Seules les garderies périscolaires ne sont pas tenues d’élaborer un projet éducatif.
Le projet éducatif doit être décliné par le directeur dans un document à caractère pédagogique. Le " projet pédagogique " doit comprendre notamment :
La nature des activités proposées
Pour les activités physiques et sportives, les conditions dans lesquelles elles sont mises en œuvre.
La répartition des temps d'activités et de repos
Les modalités de participation des mineurs,
Le cas échéant, les mesures pour les personnes handicapées
le fonctionnement de l'équipe
les modalités d'évaluation
les caractéristiques des locaux et des espaces utilisés

Le projet éducatif et le projet pédagogique sont à transmettre aux parents.
Le projet éducatif est également à transmettre aux DDJS lors de la première déclaration. Le projet pédagogique est communiqué aux agents de la DDJS à leur demande.

L'obligation d'assurance

L'obligation d'assurance en responsabilité civile pour les organisateurs et les exploitants des locaux est instituée par la loi.

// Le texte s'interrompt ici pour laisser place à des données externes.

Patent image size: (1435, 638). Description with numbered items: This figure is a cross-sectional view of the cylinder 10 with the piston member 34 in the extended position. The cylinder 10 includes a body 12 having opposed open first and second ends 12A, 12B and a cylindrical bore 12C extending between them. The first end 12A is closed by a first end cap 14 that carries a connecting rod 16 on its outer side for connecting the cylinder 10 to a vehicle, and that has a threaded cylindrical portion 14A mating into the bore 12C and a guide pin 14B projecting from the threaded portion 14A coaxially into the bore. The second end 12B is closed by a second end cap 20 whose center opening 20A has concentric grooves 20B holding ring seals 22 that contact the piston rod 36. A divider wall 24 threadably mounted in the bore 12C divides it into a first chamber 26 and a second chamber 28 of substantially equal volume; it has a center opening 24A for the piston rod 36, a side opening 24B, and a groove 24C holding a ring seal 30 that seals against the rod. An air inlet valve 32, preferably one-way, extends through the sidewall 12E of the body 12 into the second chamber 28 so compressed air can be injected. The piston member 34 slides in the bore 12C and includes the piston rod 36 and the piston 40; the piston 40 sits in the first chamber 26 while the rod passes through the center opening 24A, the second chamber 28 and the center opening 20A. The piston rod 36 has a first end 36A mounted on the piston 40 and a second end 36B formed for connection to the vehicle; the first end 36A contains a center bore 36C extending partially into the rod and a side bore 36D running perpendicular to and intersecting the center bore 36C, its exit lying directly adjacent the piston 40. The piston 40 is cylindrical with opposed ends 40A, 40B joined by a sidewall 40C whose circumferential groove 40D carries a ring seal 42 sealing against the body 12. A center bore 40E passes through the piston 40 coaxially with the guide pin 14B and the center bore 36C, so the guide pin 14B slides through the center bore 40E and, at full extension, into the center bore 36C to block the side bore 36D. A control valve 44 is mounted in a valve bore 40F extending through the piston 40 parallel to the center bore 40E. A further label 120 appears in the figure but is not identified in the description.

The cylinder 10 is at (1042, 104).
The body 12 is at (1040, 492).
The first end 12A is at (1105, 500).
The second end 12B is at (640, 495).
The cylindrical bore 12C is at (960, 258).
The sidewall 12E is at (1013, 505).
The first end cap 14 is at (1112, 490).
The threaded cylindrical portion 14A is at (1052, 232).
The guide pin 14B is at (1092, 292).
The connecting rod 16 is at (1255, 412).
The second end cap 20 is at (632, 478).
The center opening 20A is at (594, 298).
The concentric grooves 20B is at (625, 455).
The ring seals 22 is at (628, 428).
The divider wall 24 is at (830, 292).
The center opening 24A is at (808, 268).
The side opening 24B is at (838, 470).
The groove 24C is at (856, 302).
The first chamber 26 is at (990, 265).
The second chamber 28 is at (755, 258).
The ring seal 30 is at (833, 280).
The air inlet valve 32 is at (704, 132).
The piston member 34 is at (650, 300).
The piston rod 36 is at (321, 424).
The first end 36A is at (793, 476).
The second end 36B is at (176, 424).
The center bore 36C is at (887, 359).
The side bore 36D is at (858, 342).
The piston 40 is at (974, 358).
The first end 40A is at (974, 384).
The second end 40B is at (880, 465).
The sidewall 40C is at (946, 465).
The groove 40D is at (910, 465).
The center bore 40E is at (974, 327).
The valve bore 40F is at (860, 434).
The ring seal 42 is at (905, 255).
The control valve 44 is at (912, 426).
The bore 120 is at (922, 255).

Au moment de la déclaration de l’accueil, l’organisateur doit fournir le numéro de son contrat d’assurance et le nom de la compagnie.

Il doit également fournir l’attestation justificative de l’assurance à la demande de toute personne garantie par le contrat.
Cette attestation doit comporter les mentions suivantes :
la référence aux dispositions légales et réglementaires
la raison sociale de la ou des entreprises d'assurances concernées
le numéro du contrat d'assurance souscrit ;
la période de validité du contrat ;
le nom et l'adresse du souscripteur ;
l'étendue et le montant des garanties ;
la nature des activités couvertes.

Les organisateurs doivent aussi informer les parents de l’intérêt de souscrire une assurance individuelle.

Contrôle des CVL et assermentation

Les fonctionnaires assermentés et habilités du ministère de la jeunesse et des sports pourront rechercher et constater par procès-verbal les infractions décrites dans les pages finales .

sont sanctionnés pénalement
le fait de ne pas souscrire de déclaration
le défaut de déclaration de tout changement aux conditions d’accueil des mineurs
le fait de ne pas souscrire aux garanties d'assurance
le fait de s'opposer au contrôle des agents du ministère de la jeunesse et des sports.
le fait de ne pas exécuter les décisions préfectorales suivantes : opposition à ouverture , mesures d’interdiction d’exercice, injonction, fermeture d’un centre de vacances ou de loisirs.
le fait d'exercer des fonctions à quelque titre que ce soit en vue de l'accueil de mineurs, ou d'exploiter les locaux accueillant ces mineurs malgré les incapacités pénales prévues .

Modification des définitions

Distinction entre trois types de structures :

Les centres de vacances
Constituent un centre de vacances les accueils collectifs de mineurs avec hébergement pendant les périodes de vacances d’au moins 12 mineurs pour plus de 5 nuits consécutives .

Conséquence :
Il n’y a pas de changement des seuils mais il n’est plus possible comme auparavant de déclarer les accueils en dessous des seuils.
Par ailleurs, l’âge minimum des mineurs pouvant être accueillis n’est plus 4 ans, mais, comme en CLSH , celui de la scolarisation.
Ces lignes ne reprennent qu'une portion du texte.